Following that he was transferred to Camp Pendleton, California, where he became part of the armed guard and was assigned to a ship.

“I had one day’s training on how to hold a rifle,” he said. “And then we were off to Pearl Harbor.”

From there he was on a troop ship as part of the invasion of Makin Islands, southwest of Hawaii.

He and his fellow sailors established a command post where they could intercept transmissions from the Japanese troops. He also was part of the Sipan Invasion as part of GROPAC (Ground Forces of the Pacific) No. 8.

“That was the scariest thing I ever had to do,” he said of getting off the ship by jumping down cargo nets into boats occupied by U.S. Marines. “We were in full gear with our equipment and we just had to close our eyes and jump.”

VE Day came after that in July of 1945. He was sent to Shoemaker, California to serve out his time until he could be discharged.

“I never had any leave in three years,” he said. “The only time off I had was a liberty in Chicago and one at Pearl Harbor. A bunch of us planned to go ashore because there was a rodeo in Honolulu. But everybody got food poisoning from something they served us, except me. So I went by myself.

“As I was sitting in the hot sun watching the rodeo, it hit me. I got real sick. So I left and tried to walk back to the ship. But I was stumbling around so much that I got arrested as a drunk.”

He tried to explain, and finally the police called his commander and he was allowed to go home.

“From then, on we called the chow station ‘Tomain Taverns,’ ” he said.

Waldron said he had a lot of really good friendships from his Navy service. When he was discharged, he returned to Garfield, Utah, married and had five children.

Sixteen years ago, he moved from Utah to the Pacific Northwest. He became a general contractor and owns his own business. And still, at 92, he’s up at 5:30 a.m. to exercise on a miniature trampoline in his living room while he watches the morning news. And then, he heads off to a job site. Currently, he has a deck he’s re-doing and a some windows to replace.

“I was so busy all these years taking care of my family and my own house that I never paid myself,” he said. “I never got to retire.”

His wife, Taye, died in 2010. His five children  three in Utah, one in Nevada and one in Hawaii, visit often. He also has 17 grandchildren and 13 great-grandchildren.

Taking his Honor Flight in 2014 was a special moment for him.

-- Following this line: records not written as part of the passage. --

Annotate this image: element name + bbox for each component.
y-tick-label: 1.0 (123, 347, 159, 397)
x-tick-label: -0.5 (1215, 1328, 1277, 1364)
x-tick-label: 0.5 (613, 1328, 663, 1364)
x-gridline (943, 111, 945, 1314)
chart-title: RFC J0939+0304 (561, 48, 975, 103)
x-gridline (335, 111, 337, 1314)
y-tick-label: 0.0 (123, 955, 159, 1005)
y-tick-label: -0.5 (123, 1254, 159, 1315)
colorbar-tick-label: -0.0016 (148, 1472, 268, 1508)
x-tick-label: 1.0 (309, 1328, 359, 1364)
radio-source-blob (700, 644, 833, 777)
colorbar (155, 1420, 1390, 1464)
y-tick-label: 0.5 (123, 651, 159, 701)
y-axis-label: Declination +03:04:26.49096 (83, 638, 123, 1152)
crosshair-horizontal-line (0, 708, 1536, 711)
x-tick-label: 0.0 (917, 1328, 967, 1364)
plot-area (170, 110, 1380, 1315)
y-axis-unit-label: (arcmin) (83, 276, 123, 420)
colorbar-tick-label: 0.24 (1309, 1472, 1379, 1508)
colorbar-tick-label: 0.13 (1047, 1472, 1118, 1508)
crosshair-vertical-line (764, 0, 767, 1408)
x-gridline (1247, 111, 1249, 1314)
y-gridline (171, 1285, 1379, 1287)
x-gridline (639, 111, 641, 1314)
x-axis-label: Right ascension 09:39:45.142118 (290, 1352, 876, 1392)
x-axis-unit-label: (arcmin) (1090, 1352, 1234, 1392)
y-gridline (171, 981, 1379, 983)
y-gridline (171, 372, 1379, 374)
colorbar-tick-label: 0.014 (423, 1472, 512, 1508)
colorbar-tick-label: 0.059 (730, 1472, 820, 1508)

“We saw everything,” he said. “We were treated so well.”

And when Waldron returned home, he celebrated his 90th birthday in style the following week.

“I went sky-diving with a friend from my church,” he said.

Waldron’s been offered a spot to ride in a military vehicle in the parade, but he told then “No.

“I’m an old guy, but I can walk,” he said.

And the best part about being the parades, other than honoring those who didn’t return from war, is the special attention.

“Sometimes the girls along the route will step out and give me a kiss,” he said.

To learn more about the Puget Sound Honor Flight, go to www.PugetSoundHonorFlight.org. The group takes four flights a year from Seattle-Tacoma International Airport, two in the spring and two in the fall.

Each flight has up to 55 veterans and their escorts. The most recent returned home May 9.